Future of road user charging: IRF convenes leaders’ roundtable for discussion

Charging for the use of roads is not a new practice, dating as far back as the 7th century BC, but its recent rate of expansion has been staggering.
April 6, 2020 2 mins Read

 

By some estimates, the combined road pricing market for electronic road tolling, congestion pricing and road usage charging (RUC) is expected to grow from 196 million subscriptions in 2015, to more than 540 million by 2025. The drivers of this trend are multiple. They include the need to fund infrastructure investment and upkeep, tax road users for the “externalities” they generate, charge foreign vehicles using the national road system, and brace for the expected decline in fuel taxes with the modernisation of vehicle fleets.

The technologies supporting electronic road pricing services currently co-exist as separate ecosystems, frequently guided by economic considerations and national regulations rather than a thorough examination of the benefits each one provides.
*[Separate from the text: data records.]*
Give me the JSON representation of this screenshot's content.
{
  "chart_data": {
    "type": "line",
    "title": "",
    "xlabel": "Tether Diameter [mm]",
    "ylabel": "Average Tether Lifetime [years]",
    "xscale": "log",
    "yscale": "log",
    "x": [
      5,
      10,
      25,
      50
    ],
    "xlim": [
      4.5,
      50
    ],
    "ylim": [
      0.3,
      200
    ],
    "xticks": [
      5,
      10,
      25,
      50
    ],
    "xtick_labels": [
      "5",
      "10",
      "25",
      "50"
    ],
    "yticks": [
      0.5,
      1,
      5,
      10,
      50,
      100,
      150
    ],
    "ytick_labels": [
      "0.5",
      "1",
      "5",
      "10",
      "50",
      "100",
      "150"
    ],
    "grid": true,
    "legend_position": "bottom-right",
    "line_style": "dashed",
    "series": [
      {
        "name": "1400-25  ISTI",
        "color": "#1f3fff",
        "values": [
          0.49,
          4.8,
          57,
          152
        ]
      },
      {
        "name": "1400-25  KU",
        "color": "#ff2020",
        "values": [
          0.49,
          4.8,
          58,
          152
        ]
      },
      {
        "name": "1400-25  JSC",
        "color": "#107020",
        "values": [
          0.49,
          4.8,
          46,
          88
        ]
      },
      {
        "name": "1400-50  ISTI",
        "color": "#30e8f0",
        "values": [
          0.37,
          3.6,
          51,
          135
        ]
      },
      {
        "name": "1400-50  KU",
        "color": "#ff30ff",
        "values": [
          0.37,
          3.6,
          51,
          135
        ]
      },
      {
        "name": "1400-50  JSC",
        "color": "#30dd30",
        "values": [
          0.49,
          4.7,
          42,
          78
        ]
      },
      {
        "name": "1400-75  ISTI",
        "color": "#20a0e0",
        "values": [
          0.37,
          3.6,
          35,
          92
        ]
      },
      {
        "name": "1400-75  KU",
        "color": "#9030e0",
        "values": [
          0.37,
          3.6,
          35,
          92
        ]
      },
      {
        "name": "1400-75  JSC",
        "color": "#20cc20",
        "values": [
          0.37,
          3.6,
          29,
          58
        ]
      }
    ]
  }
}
The growing appeal of electronic road tolling in emerging economies is encouraging road agencies to look at an even wider spectrum of technological responses, ranging from integration with mobile payment for private users, to combined services aimed at the fleet operator market.

The societal pressures we know today, increased population and economic activity around geographic hubs, will all worsen over the next decade, placing additional stress on transportation infrastructure and increasing commuting times, and demand management policies. The need to charge according to a growing number of parameters (such as location, destination and number of occupants) will become even more appealing to policymakers. For drivers, journey time will no longer be the only variable, since frequent trade-offs will need to be made between time and cost, possibly embedded within the vehicle’s navigation system. Increasingly, RUC applications will expand across jurisdictions, and reciprocal arrangements will progressively make way to unified RUC systems working off the same technological platform.

To take a measure of these trends and understand their wide-ranging implications for the North American market, the International Road Federation (IRF) convened senior specialists to join a Global Leadership Seminar held on November 19, 2019 as part of the 2nd IRF Global R2T Conference.

The seminar’s goals were to align understanding on current and future policy developments driving road user charging. They were also to address the technological and business outlook for road tolling, achieve consensus on how long-term mobility trends will likely impact the tolling market and outline opportunities to bridge knowledge gaps through educational resources.

One of the findings of the seminar was that RUC programs frequently affect the travel patterns of hundreds of thousands and can bring about important societal benefits that extend well beyond the funding equation. RUC partners now have the opportunity to take advantage of the dynamic data that is available to them through tolling applications via new data points such as vehicle health, and driver and driving data, which can provide value outside of traditional toll service provision, such as in the realm of road safety, telematics-based insurance, fleet management, or congestion analysis.